La Passe est la procédure qui permet à l’École le recueil et l’archivage du savoir qui résulte de la logique qui conduit l’expérience analytique à son terme dans chaque cas particulier. Mais à l’École freudienne du Québec, la Passe à l’entrée se distingue de la Passe de l’École. La première détermine le mode d’entrée à l’ÉFQ. Le membre de l’École a un savoir sur l’inconscient, ses effets et son mode d’articulation propre dont il peut témoigner à l’École, et qui sera la base de son travail au cartel. La Passe de l’École par contre établit le savoir qui reste de la logique qui mène l’expérience à son terme, pour autant que peut s’y fonder, et comment, l’éthique qui rend compte de l’acte analytique.
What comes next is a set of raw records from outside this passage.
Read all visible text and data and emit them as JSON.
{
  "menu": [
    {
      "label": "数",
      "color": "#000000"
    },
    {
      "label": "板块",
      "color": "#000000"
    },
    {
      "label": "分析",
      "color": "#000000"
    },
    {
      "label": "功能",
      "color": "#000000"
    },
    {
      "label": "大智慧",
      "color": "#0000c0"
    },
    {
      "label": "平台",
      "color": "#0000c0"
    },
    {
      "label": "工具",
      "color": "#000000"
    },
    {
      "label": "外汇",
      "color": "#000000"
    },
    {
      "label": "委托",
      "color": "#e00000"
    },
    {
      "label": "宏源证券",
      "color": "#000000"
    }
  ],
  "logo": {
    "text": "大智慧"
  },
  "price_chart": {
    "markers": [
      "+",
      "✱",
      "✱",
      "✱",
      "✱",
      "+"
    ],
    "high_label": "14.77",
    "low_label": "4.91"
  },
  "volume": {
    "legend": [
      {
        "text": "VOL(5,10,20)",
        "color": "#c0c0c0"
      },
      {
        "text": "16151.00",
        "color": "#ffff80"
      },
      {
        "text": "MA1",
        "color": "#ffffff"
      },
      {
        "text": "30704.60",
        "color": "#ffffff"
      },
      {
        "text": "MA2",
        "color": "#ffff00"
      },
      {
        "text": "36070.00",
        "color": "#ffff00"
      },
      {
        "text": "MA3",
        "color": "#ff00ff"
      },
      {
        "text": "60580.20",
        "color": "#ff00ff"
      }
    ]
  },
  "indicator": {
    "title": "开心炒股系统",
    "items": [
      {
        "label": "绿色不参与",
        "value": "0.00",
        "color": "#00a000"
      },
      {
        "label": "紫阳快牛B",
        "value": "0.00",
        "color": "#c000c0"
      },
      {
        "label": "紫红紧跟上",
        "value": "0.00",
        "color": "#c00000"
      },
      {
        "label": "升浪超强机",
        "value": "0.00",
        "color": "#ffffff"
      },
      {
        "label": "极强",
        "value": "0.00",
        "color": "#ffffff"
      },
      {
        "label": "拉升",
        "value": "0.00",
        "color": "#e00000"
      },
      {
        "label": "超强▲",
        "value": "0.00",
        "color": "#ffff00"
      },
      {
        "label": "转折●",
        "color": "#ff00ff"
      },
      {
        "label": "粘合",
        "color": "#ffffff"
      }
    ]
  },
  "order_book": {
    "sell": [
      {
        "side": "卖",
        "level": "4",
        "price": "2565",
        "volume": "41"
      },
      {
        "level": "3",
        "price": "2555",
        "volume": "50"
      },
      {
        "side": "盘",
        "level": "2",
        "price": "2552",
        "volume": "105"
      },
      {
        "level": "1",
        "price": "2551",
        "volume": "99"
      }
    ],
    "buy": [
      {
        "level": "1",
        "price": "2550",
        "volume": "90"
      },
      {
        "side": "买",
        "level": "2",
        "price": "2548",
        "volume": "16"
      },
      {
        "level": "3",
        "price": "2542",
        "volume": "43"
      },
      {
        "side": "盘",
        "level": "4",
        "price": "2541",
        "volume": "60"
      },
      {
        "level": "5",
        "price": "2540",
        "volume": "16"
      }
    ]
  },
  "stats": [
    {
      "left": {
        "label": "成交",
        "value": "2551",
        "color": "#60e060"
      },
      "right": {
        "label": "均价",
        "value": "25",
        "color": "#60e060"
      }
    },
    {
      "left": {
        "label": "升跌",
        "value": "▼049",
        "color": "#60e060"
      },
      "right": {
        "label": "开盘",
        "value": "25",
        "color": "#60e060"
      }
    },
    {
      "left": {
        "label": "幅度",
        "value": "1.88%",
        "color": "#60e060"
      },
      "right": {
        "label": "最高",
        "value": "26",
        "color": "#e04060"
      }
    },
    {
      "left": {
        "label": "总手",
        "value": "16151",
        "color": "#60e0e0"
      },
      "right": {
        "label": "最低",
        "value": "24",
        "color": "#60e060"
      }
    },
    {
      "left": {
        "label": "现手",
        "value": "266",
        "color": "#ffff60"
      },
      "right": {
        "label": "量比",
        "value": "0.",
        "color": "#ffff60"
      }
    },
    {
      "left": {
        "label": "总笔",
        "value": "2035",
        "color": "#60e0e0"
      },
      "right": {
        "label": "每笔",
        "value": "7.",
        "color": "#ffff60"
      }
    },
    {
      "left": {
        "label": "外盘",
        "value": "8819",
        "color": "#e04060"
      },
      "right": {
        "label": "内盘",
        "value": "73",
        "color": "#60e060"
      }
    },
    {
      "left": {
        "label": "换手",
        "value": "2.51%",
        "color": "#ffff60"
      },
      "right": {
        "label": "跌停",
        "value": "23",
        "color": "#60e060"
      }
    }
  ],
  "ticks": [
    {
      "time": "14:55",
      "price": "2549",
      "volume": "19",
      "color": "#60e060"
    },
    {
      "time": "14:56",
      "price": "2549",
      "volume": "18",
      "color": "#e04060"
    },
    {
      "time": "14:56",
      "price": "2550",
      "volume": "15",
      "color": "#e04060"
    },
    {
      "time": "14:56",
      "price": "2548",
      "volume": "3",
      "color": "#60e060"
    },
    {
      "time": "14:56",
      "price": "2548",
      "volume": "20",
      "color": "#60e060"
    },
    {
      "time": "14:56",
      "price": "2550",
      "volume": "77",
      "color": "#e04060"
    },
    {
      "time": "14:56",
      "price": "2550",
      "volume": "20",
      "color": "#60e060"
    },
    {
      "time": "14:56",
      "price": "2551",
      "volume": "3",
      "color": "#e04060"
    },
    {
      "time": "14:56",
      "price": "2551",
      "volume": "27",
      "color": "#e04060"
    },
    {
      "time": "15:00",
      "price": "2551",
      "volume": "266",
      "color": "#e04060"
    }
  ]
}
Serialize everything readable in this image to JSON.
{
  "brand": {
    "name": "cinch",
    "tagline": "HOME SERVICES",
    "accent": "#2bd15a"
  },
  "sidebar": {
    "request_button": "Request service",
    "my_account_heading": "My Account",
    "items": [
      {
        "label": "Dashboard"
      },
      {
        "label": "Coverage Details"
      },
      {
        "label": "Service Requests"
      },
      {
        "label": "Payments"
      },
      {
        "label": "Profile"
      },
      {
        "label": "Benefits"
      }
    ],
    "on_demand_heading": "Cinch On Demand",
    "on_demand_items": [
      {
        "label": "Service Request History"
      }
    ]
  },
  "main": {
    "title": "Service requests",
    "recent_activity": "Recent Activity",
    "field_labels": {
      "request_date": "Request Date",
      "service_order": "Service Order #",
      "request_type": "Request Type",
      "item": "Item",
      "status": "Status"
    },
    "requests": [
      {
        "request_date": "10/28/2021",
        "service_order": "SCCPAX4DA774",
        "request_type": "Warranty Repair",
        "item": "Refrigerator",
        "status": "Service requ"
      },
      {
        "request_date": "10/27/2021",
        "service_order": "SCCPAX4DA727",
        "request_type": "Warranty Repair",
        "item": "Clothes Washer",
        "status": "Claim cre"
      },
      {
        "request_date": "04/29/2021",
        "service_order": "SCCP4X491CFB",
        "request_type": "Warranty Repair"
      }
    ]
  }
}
L’enjeu de la Passe, outre les conditions du recommencement de l’expérience freudienne, tourne autour de la question du passage de la singularité de l’expérience à la généralité de l’acte pour autant que ce qu’il vise ouvre à un universel.

La garantie rend compte pour l’École, que l’acte analytique est fondé sur une éthique. Ses effets se justifient de là. Le séminaire de contrôle, qui interroge l’acte quant à ses raisons et à partir de ses effets dans l’expérience, anime les cartels où se vérifient les rapports logiques de cette éthique au terme spécifique qui conclut l’expérience pour l’analyste. La garantie exige plus. L’éthique spécifique de l’analyse ne fonde l’acte dans son rapport singulier à la logique qui conclut l’expérience qu’en ouvrant cet acte sur l’au-delà de cette singularité. L’acte, en effet se motive de la rencontre du sujet avec la jouissance singulière à quoi il se réduit, face à l’absence de l’Autre qui troue la structure de l’adresse. Le contrôle interroge cette deuxième dimension de l’acte dont l’enjeu va au-delà du généralisable. La garantie concerne donc le recommencement de l’expérience freudienne, l’éthique où se vérifient les raisons et les effets de l’acte, et par suite la limite des domaines où la psychanalyse est applicable avec quelque conséquence pour le sujet. C’est seulement par là que l’École recueillant et archivant les résultats du contrôle comme les effets de son enseignement, garantit qu’il y a du psychanalyste.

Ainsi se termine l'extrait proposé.